Mike Mills' latest outing is a heartfelt nod to the writer and director's memories of growing up in 1970s California, an era flooded with both cultural and political change, and as Mills puts it "the time before America lost its individuality".
Mirroring the personal undertones of his movie Beginners (2011) inspired by Mills' unconventional upbringing and his relationship with his father, who came out at gay in his 70s, 20th Century Women pays homage to another family member - his mother.
Dorothea Fields (Annette Bening) is an alluringly complex woman.

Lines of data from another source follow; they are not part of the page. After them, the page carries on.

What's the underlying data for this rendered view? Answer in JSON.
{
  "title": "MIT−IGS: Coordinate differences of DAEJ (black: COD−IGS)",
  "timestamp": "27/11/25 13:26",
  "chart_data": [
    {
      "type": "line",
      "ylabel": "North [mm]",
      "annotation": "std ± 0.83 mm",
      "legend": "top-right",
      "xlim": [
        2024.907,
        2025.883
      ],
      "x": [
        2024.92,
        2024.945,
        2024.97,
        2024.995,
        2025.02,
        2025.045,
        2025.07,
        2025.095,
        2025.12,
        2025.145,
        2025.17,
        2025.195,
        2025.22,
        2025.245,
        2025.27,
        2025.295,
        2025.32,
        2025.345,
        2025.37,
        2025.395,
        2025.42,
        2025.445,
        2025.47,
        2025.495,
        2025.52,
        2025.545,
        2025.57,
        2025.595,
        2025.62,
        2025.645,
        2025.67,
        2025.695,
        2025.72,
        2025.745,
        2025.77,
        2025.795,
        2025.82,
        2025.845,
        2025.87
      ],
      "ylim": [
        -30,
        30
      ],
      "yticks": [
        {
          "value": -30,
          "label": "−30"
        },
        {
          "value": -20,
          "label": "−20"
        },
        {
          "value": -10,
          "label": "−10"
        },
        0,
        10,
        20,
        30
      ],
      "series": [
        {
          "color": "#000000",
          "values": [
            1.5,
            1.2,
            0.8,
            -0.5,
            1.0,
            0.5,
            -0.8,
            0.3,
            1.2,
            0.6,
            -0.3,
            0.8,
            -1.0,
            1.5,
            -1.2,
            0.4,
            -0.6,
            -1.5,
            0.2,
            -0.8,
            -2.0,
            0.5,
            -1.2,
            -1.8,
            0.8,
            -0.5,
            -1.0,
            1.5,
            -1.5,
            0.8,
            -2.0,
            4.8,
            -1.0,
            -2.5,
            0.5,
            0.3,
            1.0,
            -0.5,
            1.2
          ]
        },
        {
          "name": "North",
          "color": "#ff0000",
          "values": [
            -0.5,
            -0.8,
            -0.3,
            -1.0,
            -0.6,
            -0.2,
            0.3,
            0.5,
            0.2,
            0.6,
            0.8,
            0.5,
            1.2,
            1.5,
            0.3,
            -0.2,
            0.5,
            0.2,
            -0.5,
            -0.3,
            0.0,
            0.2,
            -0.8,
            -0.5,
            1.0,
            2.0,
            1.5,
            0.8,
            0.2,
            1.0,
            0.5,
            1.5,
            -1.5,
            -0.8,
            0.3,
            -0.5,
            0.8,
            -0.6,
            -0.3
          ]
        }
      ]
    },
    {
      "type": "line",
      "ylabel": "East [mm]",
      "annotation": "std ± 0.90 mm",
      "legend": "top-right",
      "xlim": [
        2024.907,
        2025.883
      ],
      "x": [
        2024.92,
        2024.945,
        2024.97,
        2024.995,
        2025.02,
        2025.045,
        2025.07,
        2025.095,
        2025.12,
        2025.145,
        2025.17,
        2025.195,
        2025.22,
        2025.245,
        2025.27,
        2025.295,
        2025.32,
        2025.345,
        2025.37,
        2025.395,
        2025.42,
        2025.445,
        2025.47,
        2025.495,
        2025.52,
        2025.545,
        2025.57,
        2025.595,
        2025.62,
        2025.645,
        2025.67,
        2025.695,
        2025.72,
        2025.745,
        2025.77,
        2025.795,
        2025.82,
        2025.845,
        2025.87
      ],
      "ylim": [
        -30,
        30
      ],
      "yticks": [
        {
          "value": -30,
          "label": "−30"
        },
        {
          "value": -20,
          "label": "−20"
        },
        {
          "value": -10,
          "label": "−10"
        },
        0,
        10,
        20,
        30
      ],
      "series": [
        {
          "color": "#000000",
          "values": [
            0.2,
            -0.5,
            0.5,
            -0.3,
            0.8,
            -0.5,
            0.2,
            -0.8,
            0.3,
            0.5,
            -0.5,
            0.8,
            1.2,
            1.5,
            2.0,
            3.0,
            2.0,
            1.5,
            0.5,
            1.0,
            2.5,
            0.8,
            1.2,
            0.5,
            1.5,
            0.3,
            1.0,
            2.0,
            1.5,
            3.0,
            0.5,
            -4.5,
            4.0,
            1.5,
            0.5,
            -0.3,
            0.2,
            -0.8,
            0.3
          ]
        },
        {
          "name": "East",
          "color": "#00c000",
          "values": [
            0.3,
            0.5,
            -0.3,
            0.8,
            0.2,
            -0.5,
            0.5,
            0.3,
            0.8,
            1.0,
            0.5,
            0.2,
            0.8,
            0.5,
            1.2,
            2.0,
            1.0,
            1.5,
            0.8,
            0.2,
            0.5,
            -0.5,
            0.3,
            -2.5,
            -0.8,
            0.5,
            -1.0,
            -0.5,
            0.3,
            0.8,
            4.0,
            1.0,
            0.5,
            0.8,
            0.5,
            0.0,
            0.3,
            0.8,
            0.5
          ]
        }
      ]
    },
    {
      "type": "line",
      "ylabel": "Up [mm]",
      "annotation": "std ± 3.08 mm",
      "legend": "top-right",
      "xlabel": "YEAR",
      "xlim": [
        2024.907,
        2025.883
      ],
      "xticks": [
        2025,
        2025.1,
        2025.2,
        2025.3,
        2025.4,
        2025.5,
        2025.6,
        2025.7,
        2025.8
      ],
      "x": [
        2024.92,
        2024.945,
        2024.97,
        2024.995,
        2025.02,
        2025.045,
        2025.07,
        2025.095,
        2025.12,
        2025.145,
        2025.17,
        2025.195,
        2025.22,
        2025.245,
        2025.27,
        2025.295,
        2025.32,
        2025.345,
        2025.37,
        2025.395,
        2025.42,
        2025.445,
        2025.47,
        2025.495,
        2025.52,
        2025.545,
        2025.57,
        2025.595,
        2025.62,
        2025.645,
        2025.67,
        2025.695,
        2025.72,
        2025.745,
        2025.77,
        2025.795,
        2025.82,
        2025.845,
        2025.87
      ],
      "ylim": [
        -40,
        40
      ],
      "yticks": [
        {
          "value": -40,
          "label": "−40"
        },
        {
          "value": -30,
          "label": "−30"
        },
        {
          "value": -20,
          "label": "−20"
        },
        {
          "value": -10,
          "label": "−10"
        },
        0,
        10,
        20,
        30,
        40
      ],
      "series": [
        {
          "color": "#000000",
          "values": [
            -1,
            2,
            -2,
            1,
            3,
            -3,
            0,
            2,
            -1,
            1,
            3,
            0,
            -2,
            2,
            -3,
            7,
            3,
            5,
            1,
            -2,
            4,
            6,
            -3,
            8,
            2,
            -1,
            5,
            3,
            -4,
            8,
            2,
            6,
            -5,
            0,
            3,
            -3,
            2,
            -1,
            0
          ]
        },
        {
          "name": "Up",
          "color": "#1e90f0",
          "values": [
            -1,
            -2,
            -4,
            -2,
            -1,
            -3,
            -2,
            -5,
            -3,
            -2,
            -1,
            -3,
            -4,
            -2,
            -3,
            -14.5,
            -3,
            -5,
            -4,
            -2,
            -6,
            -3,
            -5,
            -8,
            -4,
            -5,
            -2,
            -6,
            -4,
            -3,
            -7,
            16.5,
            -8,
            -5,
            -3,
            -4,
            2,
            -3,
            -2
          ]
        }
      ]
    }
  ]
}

A self-reliant divorcee in her mid-50s, who smokes menthols because she thinks they’re healthier, and believes in the Depression-era motto that it 'takes a village to raise a child'.
During a time when punk rock is the rage, Jimmy Carter was president, and the feminist movement was in full swing, Dorothea tries her best to understand her son in a world she can't come to grips with.
Knowing that it doesn’t take a man to raise a man, she enlists the assistance of Abbie (Greta Gerwig) a fuchsia-haired punk rocker and aspiring photographer who rents a room in their home – and Julie (Elle Fanning), Jamie’s wise-beyond-her-years best friend and not-so-secret crush.
These women all play a part in shaping Jamie's worldview and aid his compelling coming-of-age tale.
Gerwig and Fanning are both resplendent in their roles — but it is Bening, robbed of a deserved Oscar nomination, who takes centre stage.
Bening beautifully captures the internal devastation of a well-meaning mother who isn't ready to let go of her son and ultimately loses sight of her own worth.
If Mills' mother really was as enthralling as Birkenstock-wearing Dorothea, it is no wonder that he felt the need to share her story.
20th Century Women lacks a central point but between the meandering story lines of parent-child relationships, missed opportunities and irreparable past mistakes, Mills creates that rarity in filmmaking - a movie we need, right now.
“Whatever you imagine your life is going to be like, know your life is not going to be anything like that,” Jamie is told early on in the movie.
A statement that unfortunately seems more apt in today's society than ever before.